A leak when managed is a direct injection of consumers wanting your material. It is an untapped hype machine. A leak spreads quickly; it goes further than the forecast of your marketing team. Our artists feel their job is done when they step out of the booth. That is only the start of your work. As fans we don’t care about your distribution team, we want to support you. We know you, we will hound you for music and only you have the answers. No leak in the history of music has been made obvious, why can’t our artists be as smart? Two of the biggest selling artists in the history of SA music, namely Zahara & the late Brenda Fassie, have their music bootlegged and sold at a lower price at city’s central business district. We even had the funny incident where a Zahara CD had an Aaliyah cover in the streets yet she went to sell over 200k copies.

As a fan there is that feeling of joy and pride in owning an original copy of a CD yet there is that feeling of “is it your worth your money?”. Now if you had a preview in terms of a leak, you guaranteed exceptional quality in the LP and your money is well spent. It is pivotal to your success as a musician in South Africa that you have some sort of idea about how important online marketing is, as a musician you need to learn how to be your own marketer because nobody is going to sell your work better than you.

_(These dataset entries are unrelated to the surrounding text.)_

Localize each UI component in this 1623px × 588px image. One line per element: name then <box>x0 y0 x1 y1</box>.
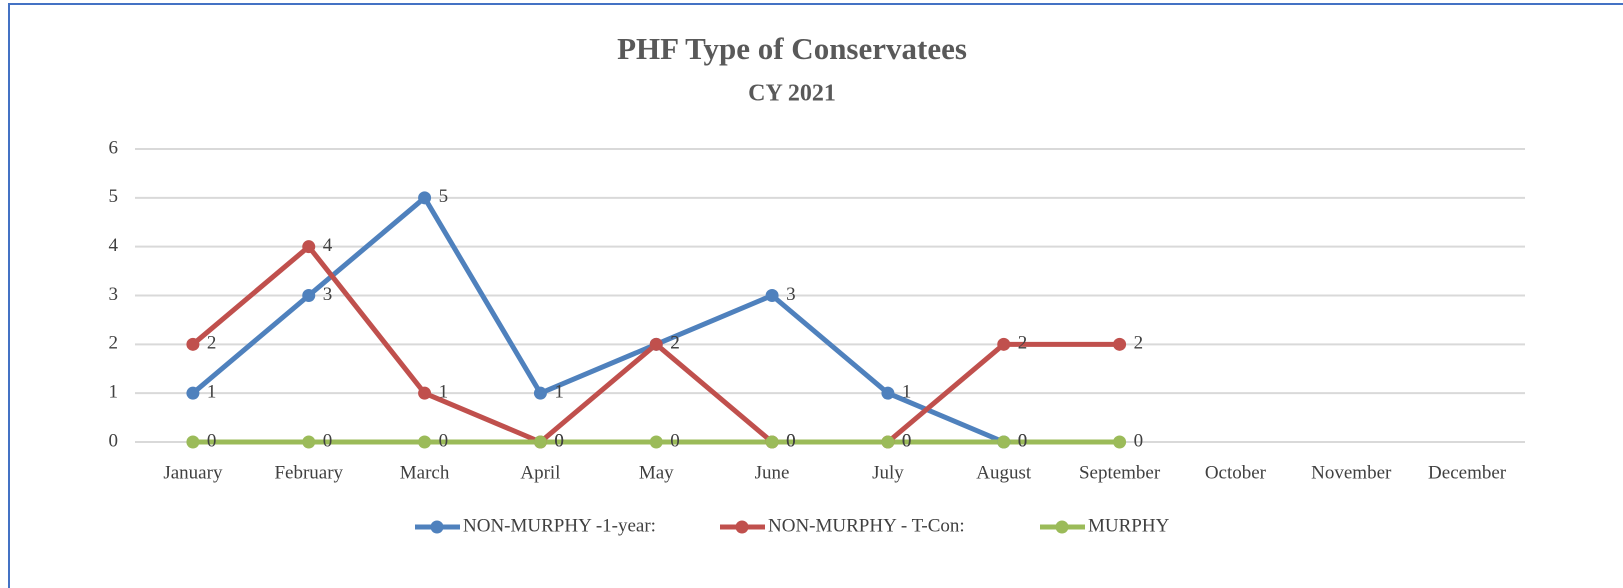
data-label: 1 <box>554 382 564 403</box>
x-tick-label: March <box>400 462 450 483</box>
x-tick-label: February <box>274 462 343 483</box>
data-label: 0 <box>1018 430 1028 451</box>
data-label: 3 <box>786 284 796 305</box>
data-label: 0 <box>1134 430 1144 451</box>
y-tick-label: 4 <box>109 235 119 256</box>
x-tick-label: December <box>1428 462 1507 483</box>
point <box>765 289 779 302</box>
x-tick-label: May <box>639 462 674 483</box>
legend-label: NON-MURPHY -1-year: <box>463 515 656 536</box>
point <box>186 386 200 400</box>
data-label: 0 <box>207 430 217 451</box>
data-label: 3 <box>323 284 333 305</box>
frame <box>8 3 1623 588</box>
legend-label: NON-MURPHY - T-Con: <box>768 515 965 536</box>
point <box>186 435 200 449</box>
data-label: 1 <box>902 382 912 403</box>
legend-marker <box>1055 520 1069 534</box>
chart-title: PHF Type of Conservatees <box>617 31 967 66</box>
data-label: 1 <box>207 382 217 403</box>
point <box>649 435 663 449</box>
point <box>765 435 779 449</box>
data-label: 0 <box>323 430 333 451</box>
x-tick-label: October <box>1205 462 1267 483</box>
data-label: 2 <box>1018 333 1028 354</box>
data-label: 0 <box>670 430 680 451</box>
data-label: 1 <box>439 382 449 403</box>
y-tick-label: 3 <box>109 284 119 305</box>
point <box>418 435 432 449</box>
x-tick-label: November <box>1311 462 1392 483</box>
point <box>881 435 895 449</box>
series-line <box>191 195 1005 445</box>
data-label: 2 <box>207 333 217 354</box>
point <box>302 289 316 302</box>
data-label: 0 <box>554 430 564 451</box>
data-label: 0 <box>902 430 912 451</box>
data-label: 4 <box>323 235 333 256</box>
chart-subtitle: CY 2021 <box>748 81 836 107</box>
data-label: 0 <box>902 430 912 451</box>
point <box>1113 435 1127 449</box>
x-tick-label: September <box>1079 462 1161 483</box>
point <box>533 386 547 400</box>
data-label: 5 <box>439 186 449 207</box>
y-tick-label: 2 <box>109 333 119 354</box>
data-label: 2 <box>1134 333 1144 354</box>
legend-marker <box>735 520 749 534</box>
point <box>186 337 200 351</box>
y-tick-label: 0 <box>109 430 119 451</box>
point <box>997 435 1011 449</box>
data-label: 2 <box>670 333 680 354</box>
data-label: 0 <box>1018 430 1028 451</box>
point <box>1113 337 1127 351</box>
point <box>418 386 432 400</box>
point <box>997 337 1011 351</box>
legend-marker <box>430 520 444 534</box>
point <box>302 240 316 254</box>
data-label: 0 <box>439 430 449 451</box>
y-tick-label: 5 <box>109 186 119 207</box>
data-label: 0 <box>786 430 796 451</box>
x-tick-label: January <box>163 462 223 483</box>
point <box>533 435 547 449</box>
x-tick-label: June <box>755 462 790 483</box>
y-tick-label: 6 <box>109 137 119 158</box>
data-label: 0 <box>786 430 796 451</box>
point <box>649 337 663 351</box>
point <box>302 435 316 449</box>
point <box>418 191 432 205</box>
legend-label: MURPHY <box>1088 515 1170 536</box>
x-tick-label: April <box>520 462 560 483</box>
data-label: 2 <box>670 333 680 354</box>
y-tick-label: 1 <box>109 382 119 403</box>
x-tick-label: July <box>872 462 904 483</box>
data-label: 0 <box>554 430 564 451</box>
point <box>881 386 895 400</box>
x-tick-label: August <box>976 462 1032 483</box>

Every musician can gain new fans just by having some of their existing fans advertise their work. Your fans are an essential part of your success, stop underlying their abilities to convert other people into becoming your fans. You do not always have to leak an entire album, snippets of tracks on your album also build interest in your work, free downloads are also a brilliant way to get your music recognized – especially considering that South Africans love free downloads. Regardless of how hard you’ve worked, people will pirate your music, but look at piracy from a different perspective – turn that which you’re fighting against into something that will work for you in the long term. South Africans are naturally inquisitive, all it takes is one person to say “I like this track” and you’ll have more people trying to find out about you and your craft.

Artists need not only rely on talent alone to survive, business acumen and unorthodox marketing is pivotal in your survival. Leak your album or your pockets will leak.